But it’s OK really, we got away with a bouquet of other benefits and advantages although in retrospect, one must concede, peeing standing up isn’t all that it was made out to be.
So why do women fight with men? And then, why do they wage a war from both ends of the argument? How can, for example, a man be stubborn and then also be accused of changing his statement? How can one be considered detached and then be hauled up for being dramatic? Not only is this too complicated for our single-celled male brains to comprehend and execute such behaviour, it is downright impossible!
Here it would be good to point out (yet) another male weakness: a proclivity to never remember dates or things, or places, or faces, or events, or just about anything that isn’t happening right now or doesn’t involve something we can stick batteries in and show off to our other friends.
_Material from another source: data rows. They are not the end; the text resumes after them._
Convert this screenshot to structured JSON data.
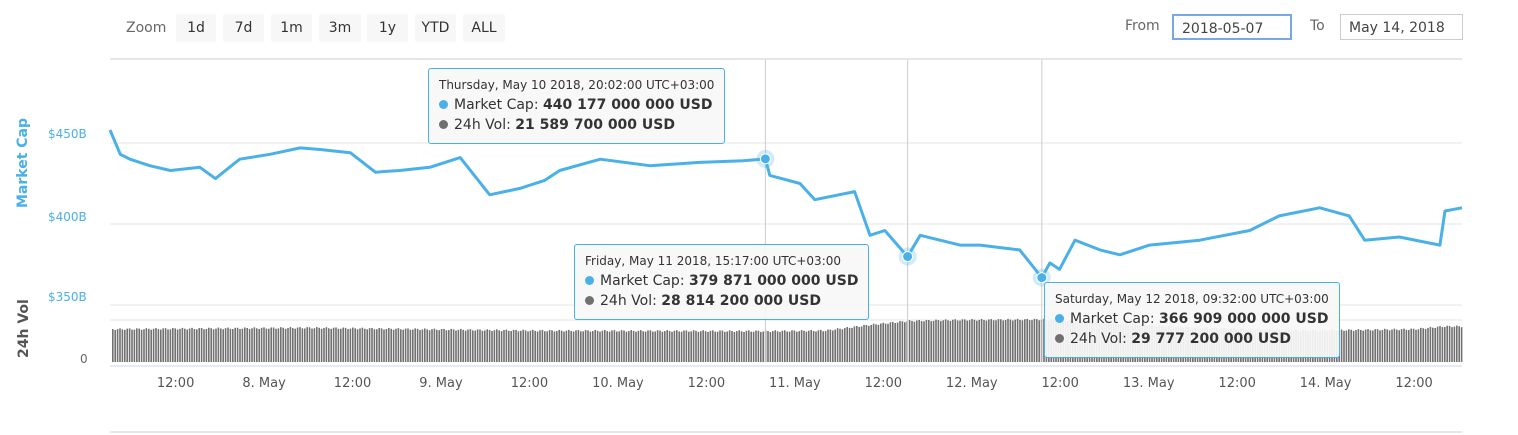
{
  "toolbar": {
    "zoom_label": "Zoom",
    "zoom_buttons": [
      "1d",
      "7d",
      "1m",
      "3m",
      "1y",
      "YTD",
      "ALL"
    ],
    "from_label": "From",
    "from_value": "2018-05-07",
    "to_label": "To",
    "to_value": "May 14, 2018"
  },
  "colors": {
    "market_cap": "#4ab0e8",
    "volume": "#707070",
    "grid": "#e6e6e6"
  },
  "chart_data": {
    "type": "line",
    "x_unit": "hours since 7 May 2018 00:00",
    "xlim": [
      3.1,
      186.5
    ],
    "x_ticks": [
      {
        "h": 12,
        "label": "12:00"
      },
      {
        "h": 24,
        "label": "8. May"
      },
      {
        "h": 36,
        "label": "12:00"
      },
      {
        "h": 48,
        "label": "9. May"
      },
      {
        "h": 60,
        "label": "12:00"
      },
      {
        "h": 72,
        "label": "10. May"
      },
      {
        "h": 84,
        "label": "12:00"
      },
      {
        "h": 96,
        "label": "11. May"
      },
      {
        "h": 108,
        "label": "12:00"
      },
      {
        "h": 120,
        "label": "12. May"
      },
      {
        "h": 132,
        "label": "12:00"
      },
      {
        "h": 144,
        "label": "13. May"
      },
      {
        "h": 156,
        "label": "12:00"
      },
      {
        "h": 168,
        "label": "14. May"
      },
      {
        "h": 180,
        "label": "12:00"
      }
    ],
    "market_cap": {
      "axis_title": "Market Cap",
      "ylim": [
        350,
        450
      ],
      "y_ticks": [
        {
          "v": 450,
          "label": "$450B"
        },
        {
          "v": 400,
          "label": "$400B"
        },
        {
          "v": 350,
          "label": "$350B"
        }
      ],
      "unit": "billion USD",
      "points": [
        [
          3.1,
          458
        ],
        [
          4.5,
          443
        ],
        [
          5.8,
          440
        ],
        [
          8.5,
          436
        ],
        [
          11.3,
          433
        ],
        [
          15.3,
          435
        ],
        [
          17.4,
          428
        ],
        [
          20.7,
          440
        ],
        [
          24.8,
          443
        ],
        [
          28.9,
          447
        ],
        [
          31.6,
          446
        ],
        [
          35.7,
          444
        ],
        [
          39.1,
          432
        ],
        [
          42.4,
          433
        ],
        [
          46.5,
          435
        ],
        [
          50.6,
          441
        ],
        [
          54.6,
          418
        ],
        [
          58.7,
          422
        ],
        [
          62.1,
          427
        ],
        [
          64.1,
          433
        ],
        [
          69.6,
          440
        ],
        [
          76.3,
          436
        ],
        [
          83.1,
          438
        ],
        [
          89,
          439
        ],
        [
          92.0,
          440.2
        ],
        [
          92.6,
          430
        ],
        [
          96.7,
          425
        ],
        [
          98.7,
          415
        ],
        [
          104.1,
          420
        ],
        [
          106.2,
          393
        ],
        [
          108.2,
          396
        ],
        [
          111.3,
          379.9
        ],
        [
          113.0,
          393
        ],
        [
          118.4,
          387
        ],
        [
          121.1,
          387
        ],
        [
          126.5,
          384
        ],
        [
          129.5,
          366.9
        ],
        [
          130.6,
          376
        ],
        [
          131.9,
          372
        ],
        [
          134.0,
          390
        ],
        [
          137.4,
          384
        ],
        [
          140.1,
          381
        ],
        [
          144.1,
          387
        ],
        [
          150.9,
          390
        ],
        [
          157.7,
          396
        ],
        [
          161.7,
          405
        ],
        [
          167.2,
          410
        ],
        [
          171.2,
          405
        ],
        [
          173.3,
          390
        ],
        [
          178.0,
          392
        ],
        [
          183.5,
          387
        ],
        [
          184.2,
          408
        ],
        [
          186.5,
          410
        ]
      ]
    },
    "volume": {
      "axis_title": "24h Vol",
      "y_ticks": [
        {
          "v": 0,
          "label": "0"
        }
      ],
      "ylim": [
        0,
        40
      ],
      "unit": "billion USD",
      "points": [
        [
          3.1,
          23
        ],
        [
          30,
          24
        ],
        [
          60,
          22
        ],
        [
          92,
          21.6
        ],
        [
          100,
          22
        ],
        [
          106,
          26
        ],
        [
          111.3,
          28.8
        ],
        [
          118,
          29.5
        ],
        [
          129.5,
          29.8
        ],
        [
          140,
          27
        ],
        [
          150,
          24
        ],
        [
          165,
          22
        ],
        [
          180,
          23
        ],
        [
          184,
          25
        ],
        [
          186.5,
          25
        ]
      ]
    },
    "tooltips": [
      {
        "title": "Thursday, May 10 2018, 20:02:00 UTC+03:00",
        "h": 92.0,
        "cap_label": "Market Cap:",
        "cap_value": "440 177 000 000 USD",
        "vol_label": "24h Vol:",
        "vol_value": "21 589 700 000 USD"
      },
      {
        "title": "Friday, May 11 2018, 15:17:00 UTC+03:00",
        "h": 111.3,
        "cap_label": "Market Cap:",
        "cap_value": "379 871 000 000 USD",
        "vol_label": "24h Vol:",
        "vol_value": "28 814 200 000 USD"
      },
      {
        "title": "Saturday, May 12 2018, 09:32:00 UTC+03:00",
        "h": 129.5,
        "cap_label": "Market Cap:",
        "cap_value": "366 909 000 000 USD",
        "vol_label": "24h Vol:",
        "vol_value": "29 777 200 000 USD"
      }
    ]
  }
}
Why bother, it’s mostly irrelevant really. If men were meant to remember everything, why would God have given women such super astute razor sharp memories? But women, instead of sympathising, exploit this shortcoming ruthlessly.
I am sure that men have been in arguments where they were accused of things that they didn’t even do/say, but in knowledge of their ailing memory, they meekly acquiesced to their counterparts and submitted to the allotted punishment.
And then, just as backup, women have a super weapon, one to be pulled out if ever and when their trademark brand of utter illogic fails — tears. No duct or dam burst ever drowned a man’s hopes or resolve faster than tears on the face of a loved fair one. Boy do we get played!
Not that in victory do women come out winners! The aftermath of a couple-tussle is rarely pretty and leaves both sides emotionally inflicted and mentally dishevelled. We all know the effects but nobody seems to know the cause. Women fight because they think they can change men; men retaliate because they don’t see the need for it. Women get angry because men seem resolutely irresponsible, whereas men thrive on being boys. Men find women strict and constraining while women feel that an unsupervised man is a runaway train wreck waiting to happen.
The last of advices to give here is to learn to live with each other. ‘In spite of each other’ may be more apt. Dear men, forget winning, aim for survival.
And dear women, nothing worse than a Mr Right whose first name is ‘Always’ or ‘Never’; settle then please for ‘Almost’.